Simulating reactions in cyberspace earns Nobel Prize in chemistry

By Meghan Rosen and Beth Mole

Research that created computer simulations of complex chemical reactions has won the Nobel Prize in chemistry.

Martin Karplus of Harvard University and the University of Strasbourg, Michael Levitt of Stanford University and Arieh Warshel of the University of Southern California will share the prize.

Using computer programs that marry the power of quantum physics with the low computing demands of classical physics, the three scientists made it possible to describe ultrafast chemical reactions. The work helps chemists to predict the outcomes of chemical reactions, such as those that occur in photosynthesis or when a drug docks with a molecule in the body. As a result, chemists can rely less on experimental lab work.

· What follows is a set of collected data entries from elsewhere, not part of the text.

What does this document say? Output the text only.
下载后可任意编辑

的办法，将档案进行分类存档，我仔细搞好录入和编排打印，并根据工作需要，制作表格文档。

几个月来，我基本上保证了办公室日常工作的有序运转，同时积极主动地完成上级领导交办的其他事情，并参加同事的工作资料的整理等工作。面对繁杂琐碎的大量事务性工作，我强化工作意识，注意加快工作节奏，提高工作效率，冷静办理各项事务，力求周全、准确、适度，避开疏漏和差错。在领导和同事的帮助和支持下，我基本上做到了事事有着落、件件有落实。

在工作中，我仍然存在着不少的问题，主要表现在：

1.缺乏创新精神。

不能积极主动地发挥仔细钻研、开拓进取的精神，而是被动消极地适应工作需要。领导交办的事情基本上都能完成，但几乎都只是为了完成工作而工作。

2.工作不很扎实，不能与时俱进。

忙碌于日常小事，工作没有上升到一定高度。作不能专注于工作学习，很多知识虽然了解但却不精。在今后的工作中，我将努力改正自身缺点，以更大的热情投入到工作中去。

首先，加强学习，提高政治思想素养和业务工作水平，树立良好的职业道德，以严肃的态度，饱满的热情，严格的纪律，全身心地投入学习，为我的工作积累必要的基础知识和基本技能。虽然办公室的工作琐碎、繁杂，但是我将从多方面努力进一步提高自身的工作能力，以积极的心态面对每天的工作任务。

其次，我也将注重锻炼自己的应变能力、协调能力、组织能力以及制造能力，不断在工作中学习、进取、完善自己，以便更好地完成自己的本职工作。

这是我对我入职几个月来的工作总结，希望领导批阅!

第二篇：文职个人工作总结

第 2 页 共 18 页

“We save a lot of money, we save a lot of time and we save a lot of effort by doing the theoretical work first,” says Sven Lidin, an inorganic chemist at Lund University in Sweden who chairs the Nobel committee.

Warshel, awake at 3:00 a.m. in California to receive the news by phone, said he was feeling “extremely well.”

Warshel’s path to the prize began in 1968 as a graduate student at the Weizmann Institute of Science in Rehovot, Israel, where he worked with Levitt, then a visiting scholar fresh off his bachelor’s degree in chemistry. Together, the pair created some of the first computer simulations of energy states of molecules. The first models involved only a few atoms.

Later simulations grew in complexity. “They came up with a really simple and really fast way to calculate the energy of a system that contains many, many atoms,” says computational chemist Kenneth Merz of Michigan State University in East Lansing.

In the early 1970s, Warshel worked with Karplus at Harvard, who had already made major strides in quantum descriptions of chemical reactions. Together they devised a method to study the relaxed and excited energy states of molecules whose atoms lie in a flat plane. In the calculations, the team combined classical physics to describe the nuclei and electrons that sit in the plane with quantum physics to describe electrons floating above. “This was the first time anyone ever merged the quantum and classical worlds in chemistry,” says Gunnar Karlström, a theoretical chemist at Lund University in Sweden and a member of the Nobel committee.  

Just a few years later, merging the two types of physics let Warshel and Levitt build computer simulations to study a chemical reaction involving lysozyme, an enzyme in tears and saliva that can chop through bacterial cell walls. The duo used similar programs to describe how a protein folds itself into a three-dimensional structure. Their theoretical prediction nearly matched the protein structure that researchers had observed using experimental methods.

Work in Karplus’s lab went on to simulate how proteins fold and wiggle, creating one of the first bridges between computational chemistry and structural biology.That theoretical work helped scientists realize how dynamic proteins are, Merz says. “We think about proteins now as always moving and doing things, not just bricks that are coursing through our veins or in our cells.”

The Nobelists’ easier way to study reactions has already helped chemists design drugs, predict how ions move through a channel and understand how certain enzymes react with their targets.“I think nearly everybody that works in the area of theoretical and computational chemistry have for sure used the methods and programs developed by the three that won the prize today,” says theoretical chemist David Clary of the University of Oxford.